The weather in Hong Kong is set to cool again with a drop of more than 10 degrees Celsius in the coming few days, reaching just 13 degrees this Friday, according to the Observatory. Respiratory specialist Dr Yeung Yiu-cheong warns that the big temperature swing could trigger serious or even deadly conditions among asthma patients.
“Big changes in temperature, whether going up or down, will definitely increase the chances of asthma patients suffering from attacks,” said Yeung.
Asthma attacks happen when the airways in the lungs contract, or get smaller. The symptoms include wheezing, coughing and difficulty in breathing that could be fatal.

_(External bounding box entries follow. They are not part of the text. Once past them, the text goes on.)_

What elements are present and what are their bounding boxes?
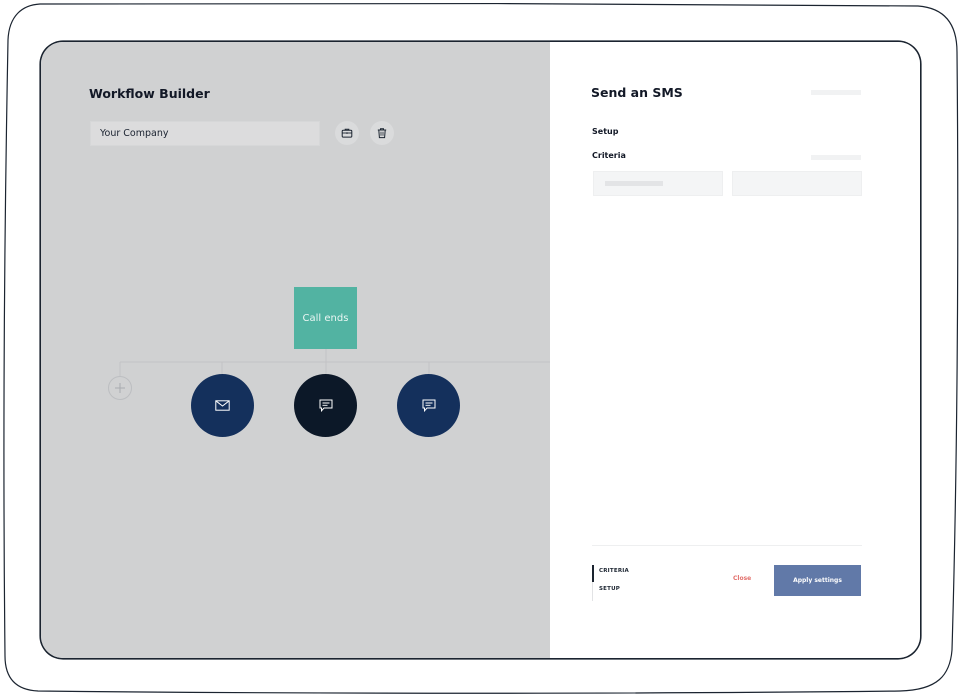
criteria-field-right[interactable] <box>732 171 862 196</box>
chat-icon <box>319 399 332 412</box>
panel-title: Send an SMS <box>591 85 683 100</box>
criteria-section-label: Criteria <box>592 151 626 160</box>
chat-icon <box>422 399 435 412</box>
trigger-node[interactable]: Call ends <box>294 287 357 349</box>
workflow-connectors <box>119 349 550 376</box>
add-step-button[interactable] <box>108 376 132 400</box>
sms-action-node-selected[interactable] <box>294 374 357 437</box>
footer-divider <box>592 545 862 546</box>
criteria-placeholder-bar <box>811 155 861 160</box>
criteria-field-left[interactable] <box>593 171 723 196</box>
tab-setup[interactable]: SETUP <box>599 586 620 592</box>
setup-section-label: Setup <box>592 127 619 136</box>
email-action-node[interactable] <box>191 374 254 437</box>
apply-settings-button[interactable]: Apply settings <box>774 565 861 596</box>
workflow-canvas[interactable]: Workflow Builder Your Company Call ends <box>41 42 550 658</box>
title-placeholder-bar <box>811 90 861 95</box>
field-placeholder-bar <box>605 181 663 186</box>
tab-criteria[interactable]: CRITERIA <box>599 568 629 574</box>
active-tab-indicator <box>592 565 594 582</box>
plus-icon <box>115 383 125 393</box>
sms-action-node[interactable] <box>397 374 460 437</box>
close-button[interactable]: Close <box>733 575 751 582</box>
settings-panel: Send an SMS Setup Criteria CRITERIA SETU… <box>550 42 920 658</box>
app-window: Workflow Builder Your Company Call ends <box>41 42 920 658</box>
mail-icon <box>215 400 230 411</box>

Air pollution, allergens and infections are other known triggers of asthma attacks. To reduce the chance of having an attack, the doctor said patients should keep warm and take medication in accordance with their doctor’s advice.
In Hong Kong, about 5 per cent of adults and 10 per cent of children suffer from asthma, meaning about 330,000 people, or 4.7 per cent of the population, have the condition, according to the Hong Kong Asthma Society.
While most patients can ease their symptoms by inhaling medications, about 5 per cent with a more severe condition require further medical treatment, Yeung said.
Alfred Fong, 23, told how he suffered frequent asthma attacks which affected his daily life in secondary school, being teased by other pupils for being unable to attend physical education classes or to climb the stairs.
His condition was so severe that he suffered seven attacks in 2015 and was admitted to the intensive care unit twice, Fong said at a press conference on Sunday after becoming the first patient in Hong Kong to complete a new treatment, bronchial thermoplasty, at a public hospital in mid-2017.
The procedure involves extending a catheter inside one’s lungs and sending radio-frequency energy to heat up and reduce smooth muscle in the airways, thus reducing the airways’ ability to contract.
After the procedure, Fong said he was finally able to hike and only had one to two attacks since.